The UK's pro-Brexit vote and recent terror attacks in Bavaria, Germany, have not been able to dampen German consumers' spirits, market research group GfK has said. Spending increases as wages and pensions rise.
There was little sign of Brexit uncertainty and worries over terror attacks in a fresh monthly survey Friday from market research company GfK.
Its closely watched headline consumer confidence index even rose in August, albeit only marginally by 0.2 points to reach 10.2 points. The latest reading hit levels not seen since October 2001, the Nuremberg-based researchers noted.
"Sentiment developed positively overall and apparently digested the Brexit shock well," GfK expert Rolf Bürkl said in a statement.
Throughout the year, Bürkl expects consumption to increase by 2 percent in Europe's powerhouse.
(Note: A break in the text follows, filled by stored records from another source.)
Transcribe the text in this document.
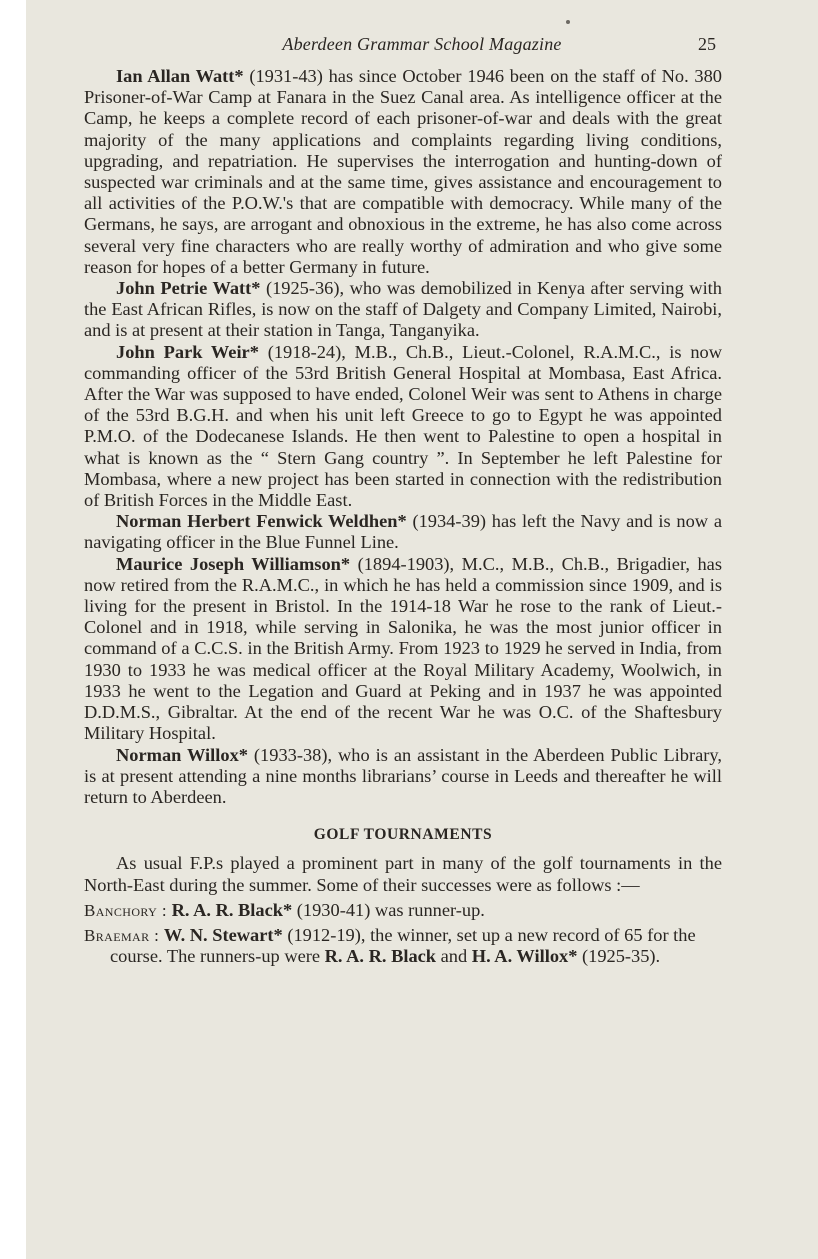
Aberdeen Grammar School Magazine	25

Ian Allan Watt* (1931-43) has since October 1946 been on the staff of No. 380 Prisoner-of-War Camp at Fanara in the Suez Canal area. As intelligence officer at the Camp, he keeps a complete record of each prisoner-of-war and deals with the great majority of the many applications and complaints regarding living conditions, upgrading, and repatriation. He supervises the interrogation and hunting-down of suspected war criminals and at the same time, gives assistance and encouragement to all activities of the P.O.W.'s that are compatible with democracy. While many of the Germans, he says, are arrogant and obnoxious in the extreme, he has also come across several very fine characters who are really worthy of admiration and who give some reason for hopes of a better Germany in future.

John Petrie Watt* (1925-36), who was demobilized in Kenya after serving with the East African Rifles, is now on the staff of Dalgety and Company Limited, Nairobi, and is at present at their station in Tanga, Tanganyika.

John Park Weir* (1918-24), M.B., Ch.B., Lieut.-Colonel, R.A.M.C., is now commanding officer of the 53rd British General Hospital at Mombasa, East Africa. After the War was supposed to have ended, Colonel Weir was sent to Athens in charge of the 53rd B.G.H. and when his unit left Greece to go to Egypt he was appointed P.M.O. of the Dodecanese Islands. He then went to Palestine to open a hospital in what is known as the “ Stern Gang country ”. In September he left Palestine for Mombasa, where a new project has been started in connection with the redistribution of British Forces in the Middle East.

Norman Herbert Fenwick Weldhen* (1934-39) has left the Navy and is now a navigating officer in the Blue Funnel Line.

Maurice Joseph Williamson* (1894-1903), M.C., M.B., Ch.B., Brigadier, has now retired from the R.A.M.C., in which he has held a commission since 1909, and is living for the present in Bristol. In the 1914-18 War he rose to the rank of Lieut.-Colonel and in 1918, while serving in Salonika, he was the most junior officer in command of a C.C.S. in the British Army. From 1923 to 1929 he served in India, from 1930 to 1933 he was medical officer at the Royal Military Academy, Woolwich, in 1933 he went to the Legation and Guard at Peking and in 1937 he was appointed D.D.M.S., Gibraltar. At the end of the recent War he was O.C. of the Shaftesbury Military Hospital.

Norman Willox* (1933-38), who is an assistant in the Aberdeen Public Library, is at present attending a nine months librarians’ course in Leeds and thereafter he will return to Aberdeen.

GOLF TOURNAMENTS

As usual F.P.s played a prominent part in many of the golf tournaments in the North-East during the summer. Some of their successes were as follows :—

Banchory : R. A. R. Black* (1930-41) was runner-up.

Braemar : W. N. Stewart* (1912-19), the winner, set up a new record of 65 for the course. The runners-up were R. A. R. Black and H. A. Willox* (1925-35).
This would make it an important, if not the most important pillar of GDP growth again in 2016.
Gfk's poll among 2,000 consumers across the country revealed that people were willing to spend a lot more on big-ticket items against the background of a continuously robust labor market and employees not worried about losing their jobs any time soon.
In addition, Germans' spending mood had been fueled by rising wages in many key industries as well as rising pensions. Coupled with record-low inflation, it leaves more in people's pockets at the end of the day, GfK points out.
"The situation is not going to change soon," Rolf Bürkl commented, prompting GfK to pencil in another slight increase in its benchmark sentiment index for September.